Discussion in 'General Knife Discussion' started by legato1, Feb 3, 2016.

  1. DeadboxHero

    DeadboxHero

    Mar 22, 2014
    Tip strength is the least important quality of a knife. I'm never going to use any folding knife that way in the real world.

    However.
    I do enjoy watching someone pushing their knife to the breaking point.

    Really appeals to my inner caveman.

    "Caveman cool"
     
  2. asdf12345

    asdf12345

    Jul 4, 2014
    ---------
     
    Last edited: Feb 8, 2016
  3. legato1

    legato1

    Sep 8, 2006
    Funny thing is, i had a leatherman style on my keychain in my pocket.... oh well.
     
  4. Kwon Kwang

    Kwon Kwang

    Jul 7, 2013
    I'm with you on that, man. While I am a firm believer in using the right tool for the job, I like a strong tip that I know will survive my silly antics. A strong tip can also be thin and conducive to good cutting geometry.

    I do love a narrow tip for detail work, though...and the way OP fixed his PM2 tip almost looks like new! :thumbup:
     
    Last edited: Feb 4, 2016
  5. Aleous

    Aleous

    333
    Aug 24, 2013
    This is why you get a knife with a tanto tip.....just kidding...:p
     
  6. CapitalizedLiving

    CapitalizedLiving

    Dec 1, 2007
    This deserved to be quoted.
     
  7. legato1

    legato1

    Sep 8, 2006
    If only i could afford one.... one day....
     
  8. Trabireiter

    Trabireiter

    57
    Mar 10, 2008
    The knife just evolved. You needed a flathead screwdriver - so the blade became a flathead screwdriver, but you grinded it away ;)
     
  9. uofaengr

    uofaengr

    Jan 9, 2014
    Not saying I'd do the same, but I appreciate seeing someone not afraid to abuse one of these sprints, and you got a great attitude about it too. [emoji106]
     
  10. Bigfattyt

    Bigfattyt Gold Member Gold Member

    Jun 23, 2007
    Shoot, looks like an opportunity to drop the point a bit on that blade. A minute on the grinder and good as new.

    I've had knives returned to me like that after being borrowed.
     
  11. Moondrop

    Moondrop

    817
    Sep 19, 2001
    This made me LOL. :D
     
  12. bflying

    bflying Gold Member Gold Member

    Mar 4, 2014
    Noooooooooooooooooo! :eek:

    No worries about the knife. They are tools. Use 'em and fix 'em like you did.
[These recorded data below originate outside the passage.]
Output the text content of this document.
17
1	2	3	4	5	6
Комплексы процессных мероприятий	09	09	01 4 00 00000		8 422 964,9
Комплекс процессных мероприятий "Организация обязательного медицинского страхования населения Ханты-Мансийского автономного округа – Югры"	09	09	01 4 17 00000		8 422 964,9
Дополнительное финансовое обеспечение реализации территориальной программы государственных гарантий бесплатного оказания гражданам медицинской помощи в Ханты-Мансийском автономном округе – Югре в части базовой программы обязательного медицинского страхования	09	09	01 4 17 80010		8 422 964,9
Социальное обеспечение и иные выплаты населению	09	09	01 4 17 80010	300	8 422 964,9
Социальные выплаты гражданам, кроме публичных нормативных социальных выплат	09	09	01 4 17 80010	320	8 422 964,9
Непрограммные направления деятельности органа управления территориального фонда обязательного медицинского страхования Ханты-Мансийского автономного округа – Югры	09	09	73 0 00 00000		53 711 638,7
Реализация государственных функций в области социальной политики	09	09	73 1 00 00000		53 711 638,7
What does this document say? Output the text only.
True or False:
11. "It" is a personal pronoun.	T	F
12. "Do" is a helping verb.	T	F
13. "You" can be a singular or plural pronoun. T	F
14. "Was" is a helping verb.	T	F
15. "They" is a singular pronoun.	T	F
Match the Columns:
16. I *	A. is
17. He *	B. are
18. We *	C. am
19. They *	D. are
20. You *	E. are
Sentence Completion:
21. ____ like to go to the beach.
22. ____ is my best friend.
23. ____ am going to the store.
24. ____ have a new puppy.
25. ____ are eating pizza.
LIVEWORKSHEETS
    But S&W wheel guns are works of art. It's hard to not scratch up surfaces and mangle screw heads even with perfectly sized screwdrivers. For your punishment and to help you feel the pain when you drink, you must send that 327 to me for safe keeping (and a little love). Please contact me for FFL transfer instructions. :D
     
  13. adubbz

    adubbz

    186
    Nov 24, 2011
    I have a knife that I broke the tip on doing something stupid :rolleyes: .. How exactly do you go about making a new tip? You just used sandpaper to reshape the edge? Do you touch the spine at all?
     
  14. jazub

    jazub Gold Member Gold Member

    Feb 6, 2010
    Good job working it out to your satisfaction.

    I have broken and/or deformed tips less delicate than that of a Spyderco. Sucked and on some occasions it was entirely my fault. That said, I remain in the camp of preferring a more robust tip on a blade because it is less likely to snap or deform on hidden staples, unseen metals, rock, concrete etc. The fact of the matter is that a knife will be used for more than fine cutting. And sometimes stuff just happens. Sure, it can be reground but I prefer never needing to.

    Good news: looks like you now have a more robust tip.
     
  15. legato1

    legato1

    Sep 8, 2006
    Some people bring the edge up to meet the spine and re profile, but i find that to be too much trouble. I just sand the spine down until it meets the original edge. If your lazy you can give it a robust reverse tanto and call it done, but i just take my time and get it lined up with the spine for a more factory appearance and a fine tip. Belt sanders are good for the hogging, but go slow and quench often. I then use higher grit wet dry paper and hand sanding to give the spine a nicer finish so it doesn't have a bunch of low grit scratches from the grinder or sander.